The Truth Behind Cultural Blockade: Authoritarian Ideology and the Chain of Artistic Lovers
The Truth Behind Cultural Blockade: Authoritarian Ideology and the Chain of Artistic Lovers
Tables and Beds Decide Cultural Policy
Authoritarian cultural policy has never been about protecting culture; it turns culture into a cage. Trotsky once said that art can operate only inside the circles drawn by power. That judgment holds true for every authoritarian system.
The logic is simple: culture must stay inside a safe perimeter. Censorship, propaganda, and praise are the tools on the surface. But when power has no limits, human nature rots with it. In the end, cultural blockade becomes not only ideological control but also control over bodies.
Actors in the Soviet Union, starlets in Nazi Germany, song-and-dance troupes in Mao’s China, the “pleasure squads” in North Korea—every example shows the same thing. In an authoritarian system, artists are not performers but livestock. On stage they sing for the regime; off stage they are picked out as playthings for the aristocracy.

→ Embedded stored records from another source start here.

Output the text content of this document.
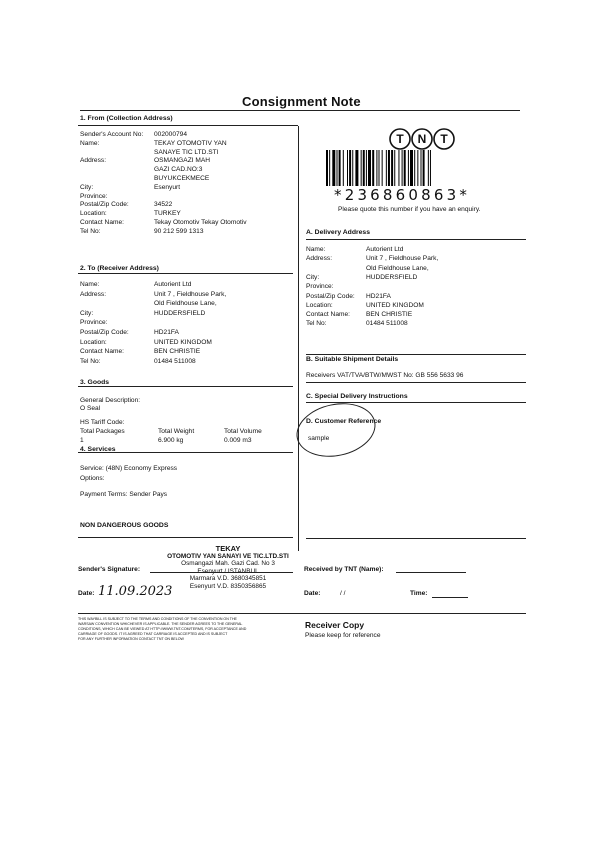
Consignment Note
1. From (Collection Address)
Sender's Account No: 002000794
Name:	TEKAY OTOMOTIV YAN
SANAYE TIC LTD.STI
Address:	OSMANGAZI MAH
GAZI CAD.NO:3
BUYUKCEKMECE
City:	Esenyurt
Province:
Postal/Zip Code:	34522
Location:	TURKEY
Contact Name:	Tekay Otomotiv Tekay Otomotiv
Tel No:	90 212 599 1313
2. To (Receiver Address)
Name:	Autorient Ltd
Address:	Unit 7 , Fieldhouse Park,
Old Fieldhouse Lane,
City:	HUDDERSFIELD
Province:
Postal/Zip Code:	HD21FA
Location:	UNITED KINGDOM
Contact Name:	BEN CHRISTIE
Tel No:	01484 511008
3. Goods
General Description:
O Seal
HS Tariff Code:
Total Packages	Total Weight	Total Volume
1	6.900 kg	0.009 m3
4. Services
Service: (48N) Economy Express
Options:
Payment Terms: Sender Pays
NON DANGEROUS GOODS
TEKAY
OTOMOTIV YAN SANAYI VE TIC.LTD.STI
Osmangazi Mah. Gazi Cad. No 3
Esenyurt / ISTANBUL
Marmara V.D. 3680345851
Esenyurt V.D. 8350356865
Sender's Signature:
Date: 11.09.2023
THIS WAYBILL IS SUBJECT TO THE TERMS AND CONDITIONS OF THE CONVENTION ON THE
WARSAW CONVENTION WHICHEVER IS APPLICABLE. THE SENDER AGREES TO THE GENERAL
CONDITIONS, WHICH CAN BE VIEWED AT HTTP://WWW.TNT.COM/TERMS, FOR ACCEPTANCE AND
CARRIAGE OF GOODS. IT IS AGREED THAT CARRIAGE IS ACCEPTED AND IS SUBJECT
FOR ANY FURTHER INFORMATION CONTACT TNT ON BELOW
T N T
*236860863*
Please quote this number if you have an enquiry.
A. Delivery Address
Name:	Autorient Ltd
Address:	Unit 7 , Fieldhouse Park,
Old Fieldhouse Lane,
City:	HUDDERSFIELD
Province:
Postal/Zip Code: HD21FA
Location:	UNITED KINGDOM
Contact Name: BEN CHRISTIE
Tel No:	01484 511008
B. Suitable Shipment Details
Receivers VAT/TVA/BTW/MWST No: GB 556 5633 96
C. Special Delivery Instructions
D. Customer Reference
sample
Received by TNT (Name):
Date:	/ /	Time:
Receiver Copy
Please keep for reference
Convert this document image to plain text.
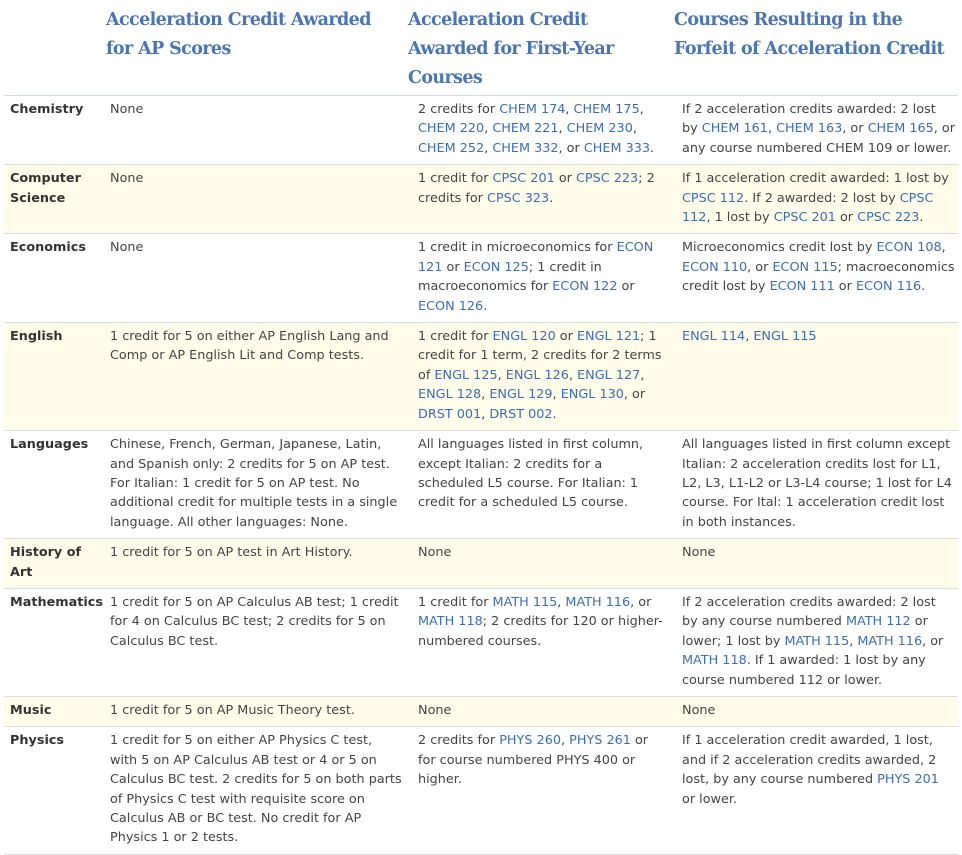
	Acceleration Credit Awarded for AP Scores	Acceleration Credit Awarded for First-Year Courses	Courses Resulting in the Forfeit of Acceleration Credit
Chemistry	None	2 credits for CHEM 174, CHEM 175, CHEM 220, CHEM 221, CHEM 230, CHEM 252, CHEM 332, or CHEM 333.	If 2 acceleration credits awarded: 2 lost by CHEM 161, CHEM 163, or CHEM 165, or any course numbered CHEM 109 or lower.
Computer Science	None	1 credit for CPSC 201 or CPSC 223; 2 credits for CPSC 323.	If 1 acceleration credit awarded: 1 lost by CPSC 112. If 2 awarded: 2 lost by CPSC 112, 1 lost by CPSC 201 or CPSC 223.
Economics	None	1 credit in microeconomics for ECON 121 or ECON 125; 1 credit in macroeconomics for ECON 122 or ECON 126.	Microeconomics credit lost by ECON 108, ECON 110, or ECON 115; macroeconomics credit lost by ECON 111 or ECON 116.
English	1 credit for 5 on either AP English Lang and Comp or AP English Lit and Comp tests.	1 credit for ENGL 120 or ENGL 121; 1 credit for 1 term, 2 credits for 2 terms of ENGL 125, ENGL 126, ENGL 127, ENGL 128, ENGL 129, ENGL 130, or DRST 001, DRST 002.	ENGL 114, ENGL 115
Languages	Chinese, French, German, Japanese, Latin, and Spanish only: 2 credits for 5 on AP test. For Italian: 1 credit for 5 on AP test. No additional credit for multiple tests in a single language. All other languages: None.	All languages listed in first column, except Italian: 2 credits for a scheduled L5 course. For Italian: 1 credit for a scheduled L5 course.	All languages listed in first column except Italian: 2 acceleration credits lost for L1, L2, L3, L1-L2 or L3-L4 course; 1 lost for L4 course. For Ital: 1 acceleration credit lost in both instances.
History of Art	1 credit for 5 on AP test in Art History.	None	None
Mathematics	1 credit for 5 on AP Calculus AB test; 1 credit for 4 on Calculus BC test; 2 credits for 5 on Calculus BC test.	1 credit for MATH 115, MATH 116, or MATH 118; 2 credits for 120 or higher-numbered courses.	If 2 acceleration credits awarded: 2 lost by any course numbered MATH 112 or lower; 1 lost by MATH 115, MATH 116, or MATH 118. If 1 awarded: 1 lost by any course numbered 112 or lower.
Music	1 credit for 5 on AP Music Theory test.	None	None
Physics	1 credit for 5 on either AP Physics C test, with 5 on AP Calculus AB test or 4 or 5 on Calculus BC test. 2 credits for 5 on both parts of Physics C test with requisite score on Calculus AB or BC test. No credit for AP Physics 1 or 2 tests.	2 credits for PHYS 260, PHYS 261 or for course numbered PHYS 400 or higher.	If 1 acceleration credit awarded, 1 lost, and if 2 acceleration credits awarded, 2 lost, by any course numbered PHYS 201 or lower.
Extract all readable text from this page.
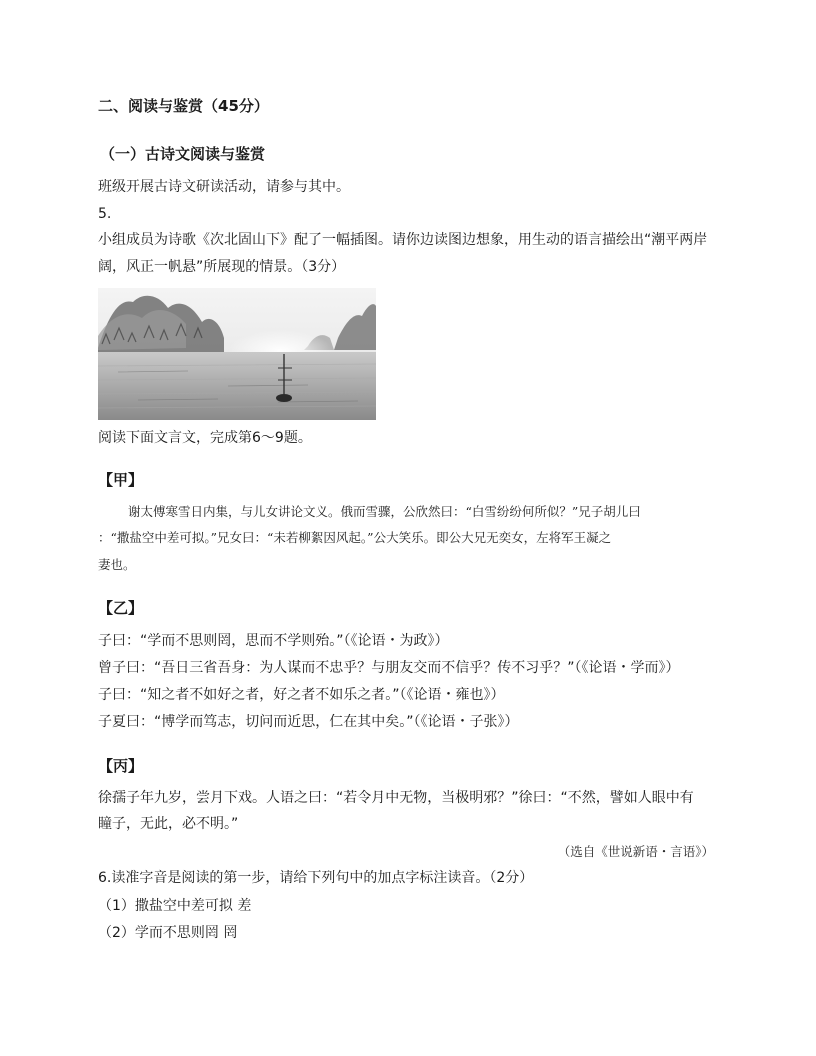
二、阅读与鉴赏（45分）
（一）古诗文阅读与鉴赏
班级开展古诗文研读活动，请参与其中。
5.
小组成员为诗歌《次北固山下》配了一幅插图。请你边读图边想象，用生动的语言描绘出“潮平两岸
阔，风正一帆悬”所展现的情景。（3分）
阅读下面文言文，完成第6～9题。
【甲】
谢太傅寒雪日内集，与儿女讲论文义。俄而雪骤，公欣然曰：“白雪纷纷何所似？”兄子胡儿曰
：“撒盐空中差可拟。”兄女曰：“未若柳絮因风起。”公大笑乐。即公大兄无奕女，左将军王凝之
妻也。
【乙】
子曰：“学而不思则罔，思而不学则殆。”（《论语・为政》）
曾子曰：“吾日三省吾身：为人谋而不忠乎？与朋友交而不信乎？传不习乎？”（《论语・学而》）
子曰：“知之者不如好之者，好之者不如乐之者。”（《论语・雍也》）
子夏曰：“博学而笃志，切问而近思，仁在其中矣。”（《论语・子张》）
【丙】
徐孺子年九岁，尝月下戏。人语之曰：“若令月中无物，当极明邪？”徐曰：“不然，譬如人眼中有
瞳子，无此，必不明。”
（选自《世说新语・言语》）
6.读准字音是阅读的第一步，请给下列句中的加点字标注读音。（2分）
（1）撒盐空中差可拟 差
（2）学而不思则罔 罔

The nickname “artistic lovers” exposes that reality. Anyone can be packaged into a propagandist, and anyone can be drafted into a private chain of pleasure whenever power desires. Ideology and desire are not contradictions; they need each other. Doctrine manufactures legitimacy, desire provides reward.
The public sees superficial prosperity, but the backbone is total alienation. Culture is no longer a channel for exchange; it becomes a double instrument for maintaining power and indulging it.
That is the truth of cultural blockade.